Just like you broke my heart…
Your words to me just a whisper
Your face is so unclear
I try to pay attention…
Obviously, you know the reason I left your group. I couldn't stand it. Watching you laughing, fighting. How beautiful you were in the sunlight. How beautiful you were in the moonlight. You were whole, and complete. You knew who you were-you knew everything. You were, and you still are, everything I'm not, and everything I could never hope to be.

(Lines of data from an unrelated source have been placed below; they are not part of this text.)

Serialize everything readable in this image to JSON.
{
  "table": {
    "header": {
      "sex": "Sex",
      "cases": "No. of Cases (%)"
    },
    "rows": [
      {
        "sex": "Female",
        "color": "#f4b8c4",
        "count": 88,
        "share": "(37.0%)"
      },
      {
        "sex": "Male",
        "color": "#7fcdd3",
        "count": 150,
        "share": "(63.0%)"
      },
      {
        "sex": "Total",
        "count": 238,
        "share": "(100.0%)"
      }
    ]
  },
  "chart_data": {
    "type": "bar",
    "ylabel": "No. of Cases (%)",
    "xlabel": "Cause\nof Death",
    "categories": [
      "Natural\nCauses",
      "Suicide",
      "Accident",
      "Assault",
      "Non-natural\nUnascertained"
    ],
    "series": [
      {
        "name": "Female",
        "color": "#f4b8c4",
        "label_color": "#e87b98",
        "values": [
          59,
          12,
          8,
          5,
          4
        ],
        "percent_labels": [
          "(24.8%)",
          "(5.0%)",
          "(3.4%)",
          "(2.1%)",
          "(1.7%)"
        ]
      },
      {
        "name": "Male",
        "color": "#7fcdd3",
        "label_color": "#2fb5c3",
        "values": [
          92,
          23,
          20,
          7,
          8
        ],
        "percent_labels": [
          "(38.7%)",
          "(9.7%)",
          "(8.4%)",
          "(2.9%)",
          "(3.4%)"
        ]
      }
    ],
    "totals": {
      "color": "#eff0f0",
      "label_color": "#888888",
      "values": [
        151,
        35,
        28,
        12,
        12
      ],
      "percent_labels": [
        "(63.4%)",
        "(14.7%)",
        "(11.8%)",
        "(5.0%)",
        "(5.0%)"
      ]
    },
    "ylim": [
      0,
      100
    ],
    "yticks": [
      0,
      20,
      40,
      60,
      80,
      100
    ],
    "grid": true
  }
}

Your words just disappear…
I wonder if we could have been together. I think it would have been good. I felt better when you were around. But, you pushed me away, so I pushed right back. That's the secret, I thought. To remain happy, hide behind a smile and cruel words. Would it have been different, if I said what I wanted to say?
Okay, now I'm starting to sound like a lonely old man.
Oh-ho,
Cause it's always raining in my head…
Forget all the things I should have said.
I didn't mean to fall in love with you. I swear. It would have been much safer for you if I hadn't. It would have been better for me in the long run, I believe. But, damnit. It's entirely fault. You wove a spell on me with your beautiful bright hair, and your eyes. Oh-your eyes. How sad they were, even when you were smiling. No, it wasn't your fault for being so beautiful and wonderful.
It was my fault for seeing it.
So I speak to your in riddles
Cause my words get in the way…
I smoke the whole thing to my head
And feel it wash away.
Yes, that's what I would say to myself. Deliver what they need and dissapear again. They can't shoot the messenger if he's not there to shoot! And when they get confused, especially when you get confused, I pulled the standard line out of my bag of tricks.
"I'm sorry…but…that, is a secret!"
Cause I can't take anymore of this I wanna come apart Or dig myself a little hole inside…
But surely you know, if you had asked the question right, I would have replied truthfully. I wouldn't have resorted to my smile and my laugh and my lines and my tricks. I would have told you I loved you. Oh sure, say all you want that mazoku can't love. That we are all a bunch of filthy, horny demons. I know differently. Because I am different.
…your precious heart.
Oh-ho,
Cause it's always raining in my head
Forget all the things I should have said…
You never knew how much I loved you until it was too late. Until you got too far in the fight with the mazoku race. Until it was nearly the end of you, nearly the end of me. Then it was the end of you, I couldn't believe it. The fire in your eyes died out as you fell to the ground, blood all over.
I am nothing more than
A little boy inside
That cries out for attention
Yet I always try to hide…
Funny.
I didn't know you could bleed.
Cause I talk to you like children
Though I don't know how I feel
I did the only thing I had to do. Wanted to do. Sure, call me selfish. Hate me. Hit me. I don't care. I still love you.
My heart leapt when the light returned to your eyes. Your skin was warm again.
"…Xellos?" you stammer, looking up at me with fearful eyes. "What happened?"
"You were killed, dear."
"…then why am I alive?"
"…I turned you into one of us."
And then, you screamed.
But I know I'll do the right thing If the right thing is revealed.
Everything I said made it worse. You ended up slapping me and running away. But I know you'll come back. You won't survive on your own. You need me…you hate to admit it. You need me as much as I love you. Because I do, you know.
Cause it's always raining in my head…
"…Filia," I mutter with a sigh as you continue to run.
Forget all the things I should have said.